I use a trick for getting into flow state.
Anybody who does creative work knows about flow state, where your surroundings vanish and for a timeless period you’re creating whatever is you create. If you’re a writer, the words just, well, flow.
Many writers have some sort of process for achieving flow state, such as a pre-writing ritual, or a specific place or specific set of tools that they reserve for their creative work.
I’ve seen working writers mock these techniques—making fun of the writer who needs the right kind of tea in the right special cup and the right ink in the right fountain pen before they can write. And I do see the mocking potential. But I find having such a process is highly effective in speeding the process of getting into flow state.
The key here is speeding. If your pre-writing ritual takes twenty minutes, it’s not likely to be faster than just starting to write. (Which is, after all, the only essential step.)

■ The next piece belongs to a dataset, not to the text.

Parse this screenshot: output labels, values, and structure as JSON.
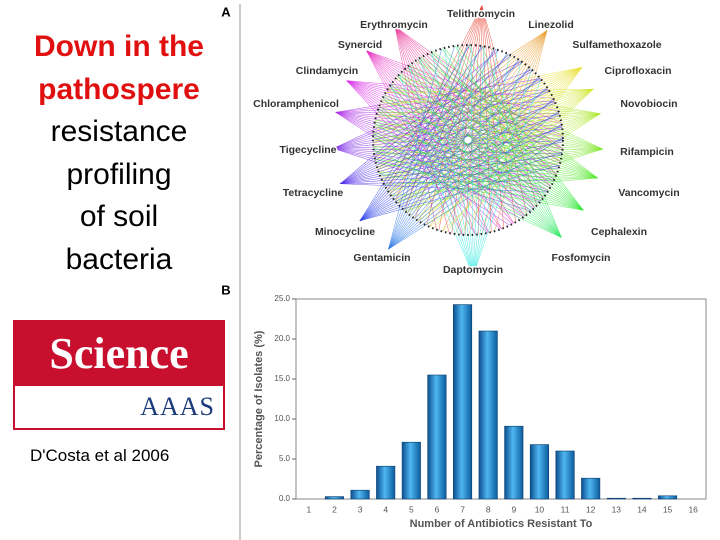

But some very short ritual, or some special place or object, if you start using it when you’re working, will become associated with entering flow state. And once it has become associated, just following it or having it or using it makes it easier and quicker to enter flow state.

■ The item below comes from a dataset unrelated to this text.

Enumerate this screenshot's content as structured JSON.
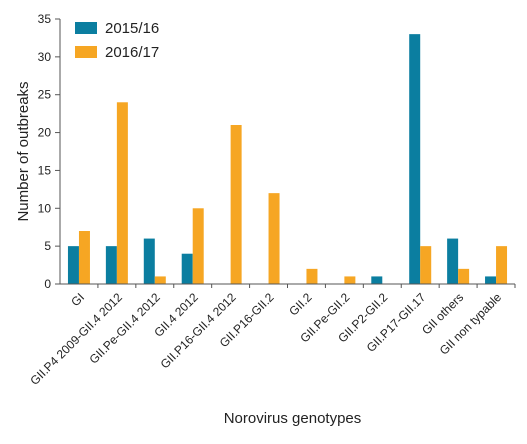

In my case, it’s a vest that Jackie made me. I reserve it just for fiction writing. Having written a lot of fiction wearing that vest, just putting it on puts me in the frame of mind that I’m going to write fiction.
I can write without it. I probably write more without it than I do with it. But especially when I have only a short period of time to write, it’s worth the 30 seconds it takes to put my vest on when I sit down to write.
[Update: I just remembered that I’ve mentioned my writing vest before, in my Clarion journal, in reference to Steven Barnes talking about learning to enter flow state.]
Vary interesting article. I think that I may have been using this technique without realizing it. I always wear my blue sweatshirt when I write.